Я по-прежнему часто думал об Оле. В конце апреля на курсе состоялось комсомольское собрание, на котором ей давали рекомендацию в партию. Она была одета в красивое зелёное платье, которое ей очень шло, старалась держаться уверенно, но чувствовалось, что очень волнуется. Волновалась она зря. Все о ней говорили очень хорошо, особенно подруга Лариса. Она даже прочитала стихи собственного сочинения, написанные к происходящему событию. Стихи были плохие, слишком пафосные, но Лариса прочитала их от чистого сердца, и даже заслужила аплодисменты. Громче всех хлопали Литвинов и Чичеров. В последнее время эти двое всё чаще прогуливали занятия и ходили по вечерам из одного общежития в другое. Пошли разговоры, что Чичерова после сессии то ли переведут на заочное, то ли вообще отчислят, а что делать с Литвиновым деканат не знал, его же совсем недавно приняли в партию. Я тоже хотел выступить на собрании, сказать об Оле несколько добрых слов, но, сам не знаю почему, не решился. Лены Вахромеевой в зале не было, она лежала в больнице с сильным токсикозом. Ходили разговоры, что Литвинов как-то напившись, пришёл поздно вечером к окнам её палаты и всё кричал, чтобы она выглянула. Потом долго ждал, сидя на лавочке в больничном дворе, но так и не дождался.
После собрания мы с Серёжей пошли на нашу окраину пешком. Разговор, как и должно было быть, крутился вокруг Оли. Серёжа говорил, что она хороший человек, добрая, искренняя, но не боец. «Почему она должна быть бойцом? Она же девчонка? – Я совершенно не понимал его. «Как почему? Она же теперь в партии! Должна бороться за правду и справедливость. А впрочем, само наличие партбилета в кармане, ничего не значит. Возьми того же Литвинова». Насчёт Литвинова я был с Серёжей полностью согласен. А вот насчёт Оли – разговор особый. Всю дорогу шёл и думал, рассказать ему о чувствах, шевелившихся в душе последнее время, или не стоит. Как-то странно я буду выглядеть. Совсем недавно признавался в чувствах к Лене Вахромеевой, и, на, тебе, несколько месяцев прошло и уже – Оля. Решил пока промолчать. И не только из боязни странно выглядеть в глазах друга, просто сам ещё не до конца понимал, что такое творится у меня в душе.
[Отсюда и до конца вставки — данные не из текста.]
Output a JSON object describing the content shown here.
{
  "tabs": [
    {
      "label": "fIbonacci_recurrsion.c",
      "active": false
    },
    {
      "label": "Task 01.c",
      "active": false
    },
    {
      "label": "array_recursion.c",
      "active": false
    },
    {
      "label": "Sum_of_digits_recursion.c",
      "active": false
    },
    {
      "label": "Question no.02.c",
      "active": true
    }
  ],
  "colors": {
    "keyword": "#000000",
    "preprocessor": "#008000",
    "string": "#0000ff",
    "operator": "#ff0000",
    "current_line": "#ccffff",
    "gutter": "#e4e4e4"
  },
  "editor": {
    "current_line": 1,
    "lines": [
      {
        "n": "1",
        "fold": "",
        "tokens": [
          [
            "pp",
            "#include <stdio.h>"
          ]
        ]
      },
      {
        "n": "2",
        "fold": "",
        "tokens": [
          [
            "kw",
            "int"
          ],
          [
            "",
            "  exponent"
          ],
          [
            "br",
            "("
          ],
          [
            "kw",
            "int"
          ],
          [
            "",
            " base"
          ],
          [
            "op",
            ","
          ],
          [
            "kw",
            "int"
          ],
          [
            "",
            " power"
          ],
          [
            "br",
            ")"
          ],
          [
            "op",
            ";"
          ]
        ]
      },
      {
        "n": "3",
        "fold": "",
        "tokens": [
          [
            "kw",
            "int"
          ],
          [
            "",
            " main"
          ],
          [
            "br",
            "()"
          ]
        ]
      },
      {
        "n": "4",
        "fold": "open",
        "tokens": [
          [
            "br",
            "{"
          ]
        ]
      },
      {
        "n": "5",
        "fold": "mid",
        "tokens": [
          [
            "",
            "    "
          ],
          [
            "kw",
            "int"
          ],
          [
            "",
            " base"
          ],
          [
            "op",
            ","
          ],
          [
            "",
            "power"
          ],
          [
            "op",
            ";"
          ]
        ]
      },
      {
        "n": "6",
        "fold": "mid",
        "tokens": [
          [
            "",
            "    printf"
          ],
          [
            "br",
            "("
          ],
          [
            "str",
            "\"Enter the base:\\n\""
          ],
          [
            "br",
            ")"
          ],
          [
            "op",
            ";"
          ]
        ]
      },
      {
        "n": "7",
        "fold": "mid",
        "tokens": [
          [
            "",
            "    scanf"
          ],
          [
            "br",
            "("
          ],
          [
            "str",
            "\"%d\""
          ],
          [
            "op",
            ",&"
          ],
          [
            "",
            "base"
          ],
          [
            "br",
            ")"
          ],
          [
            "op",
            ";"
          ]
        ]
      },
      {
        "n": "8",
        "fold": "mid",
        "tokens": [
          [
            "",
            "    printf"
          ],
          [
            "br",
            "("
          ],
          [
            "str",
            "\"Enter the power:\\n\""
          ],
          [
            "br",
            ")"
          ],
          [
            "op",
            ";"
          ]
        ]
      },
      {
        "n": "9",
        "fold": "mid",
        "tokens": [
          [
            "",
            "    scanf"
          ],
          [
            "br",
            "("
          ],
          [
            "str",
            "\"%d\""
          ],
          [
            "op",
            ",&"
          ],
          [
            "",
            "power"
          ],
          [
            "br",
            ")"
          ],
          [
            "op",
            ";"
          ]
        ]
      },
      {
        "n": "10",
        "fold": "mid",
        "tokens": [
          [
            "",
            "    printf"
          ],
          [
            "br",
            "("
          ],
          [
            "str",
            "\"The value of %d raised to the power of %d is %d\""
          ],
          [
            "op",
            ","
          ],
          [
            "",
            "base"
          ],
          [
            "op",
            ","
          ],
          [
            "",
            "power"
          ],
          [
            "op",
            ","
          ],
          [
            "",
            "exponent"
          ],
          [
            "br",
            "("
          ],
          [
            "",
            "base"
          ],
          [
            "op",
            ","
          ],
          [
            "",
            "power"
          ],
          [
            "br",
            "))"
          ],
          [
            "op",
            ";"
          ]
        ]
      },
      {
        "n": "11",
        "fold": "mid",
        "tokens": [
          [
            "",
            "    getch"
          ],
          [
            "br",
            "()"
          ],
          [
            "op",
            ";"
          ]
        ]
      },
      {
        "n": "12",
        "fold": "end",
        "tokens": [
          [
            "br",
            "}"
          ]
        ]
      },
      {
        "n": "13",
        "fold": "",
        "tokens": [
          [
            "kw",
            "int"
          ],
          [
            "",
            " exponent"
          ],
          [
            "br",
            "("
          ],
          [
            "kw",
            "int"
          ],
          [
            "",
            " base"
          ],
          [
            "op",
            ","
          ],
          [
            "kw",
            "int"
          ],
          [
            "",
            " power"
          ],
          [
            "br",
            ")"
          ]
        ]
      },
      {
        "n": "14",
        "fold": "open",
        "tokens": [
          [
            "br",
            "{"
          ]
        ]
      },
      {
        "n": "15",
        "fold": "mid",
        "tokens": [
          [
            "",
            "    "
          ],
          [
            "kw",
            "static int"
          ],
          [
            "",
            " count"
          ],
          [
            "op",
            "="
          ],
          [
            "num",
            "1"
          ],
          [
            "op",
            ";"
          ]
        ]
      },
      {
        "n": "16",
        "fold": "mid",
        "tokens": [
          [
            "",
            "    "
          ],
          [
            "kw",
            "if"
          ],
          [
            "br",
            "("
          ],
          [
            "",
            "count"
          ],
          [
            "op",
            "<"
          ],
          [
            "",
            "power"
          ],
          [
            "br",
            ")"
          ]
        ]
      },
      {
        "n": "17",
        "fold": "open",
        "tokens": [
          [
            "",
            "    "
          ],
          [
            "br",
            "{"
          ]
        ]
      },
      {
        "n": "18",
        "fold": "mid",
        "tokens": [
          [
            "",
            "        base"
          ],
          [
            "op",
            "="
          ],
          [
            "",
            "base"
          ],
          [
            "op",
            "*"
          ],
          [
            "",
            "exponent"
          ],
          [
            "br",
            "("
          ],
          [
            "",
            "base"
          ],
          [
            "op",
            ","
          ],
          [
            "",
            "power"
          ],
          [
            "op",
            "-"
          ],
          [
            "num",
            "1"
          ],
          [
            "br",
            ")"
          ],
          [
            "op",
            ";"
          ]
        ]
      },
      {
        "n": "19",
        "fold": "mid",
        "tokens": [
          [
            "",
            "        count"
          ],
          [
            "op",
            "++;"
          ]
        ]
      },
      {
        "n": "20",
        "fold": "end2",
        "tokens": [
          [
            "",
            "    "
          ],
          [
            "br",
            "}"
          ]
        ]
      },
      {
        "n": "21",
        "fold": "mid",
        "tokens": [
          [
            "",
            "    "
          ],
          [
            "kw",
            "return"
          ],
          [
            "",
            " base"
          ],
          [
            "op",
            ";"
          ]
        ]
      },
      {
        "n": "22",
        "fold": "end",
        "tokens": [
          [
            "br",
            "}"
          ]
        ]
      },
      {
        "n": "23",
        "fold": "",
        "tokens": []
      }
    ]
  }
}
Когда-то, в детстве, я прочитал повесть Сент-Экзюпери «Маленький Принц». Тогда была зима, я болел ангиной и лежал целыми днями один, пока родители уходили на работу. Эта книга стала любимой для меня на долгие годы. Особенно понравилась глава об отношениях Принца и Розы. Как он заботился о ней, как оберегал даже от сквозняков, а, когда на Земле попал в сад, где росли тысячи таких же цветов, которых невозможно было отличить друг от друга, уверенно сказал, что его Роза самая лучшая. Может быть, настоящая любовь как раз и отличается от всех других чувств именно этим – стремлением принести счастье другому человеку и оградить его от любых бед и невзгод, даже от сквозняков. В лице Кольки Оле угрожал даже не сквозняк, а настоящий ураган, способный разрушить всю её жизнь. Я несколько раз предлагал Серёже поговорить с ней, даже был согласен стать третьим участником разговора, но он категорически отказался. То ли потому, что уже имел с ней разговор на эту тему перед Новым годом, то ли от обиды на выступление Олиной подруги Ларисы на том злополучном собрании, где Литвинову открывали дорогу в первые ряды строителей коммунизма. Серёжа лишь сказал мне ухмыльнувшись: «Она влюблена, а все влюблённые немного слепцы». Как-то вечером Колька прочитал нам записку, которую Оля незаметно положила ему в карман пиджака: «Коленька, я люблю тебя! Ничего не могу делать, ни о чём другом думать не могу. Всё время думаю о тебе!» Прочитав нам записку, он сложил её вчетверо и положил в учебник политэкономии, при этом усмехнувшись в усы. Мне в эту минуту Колька напомнил охотника, которому в капкан попалась вожделенная дичь. Минут через десять под нашим окном появилась Катя. Колька сделал кислую мину на лице и начал нехотя одеваться.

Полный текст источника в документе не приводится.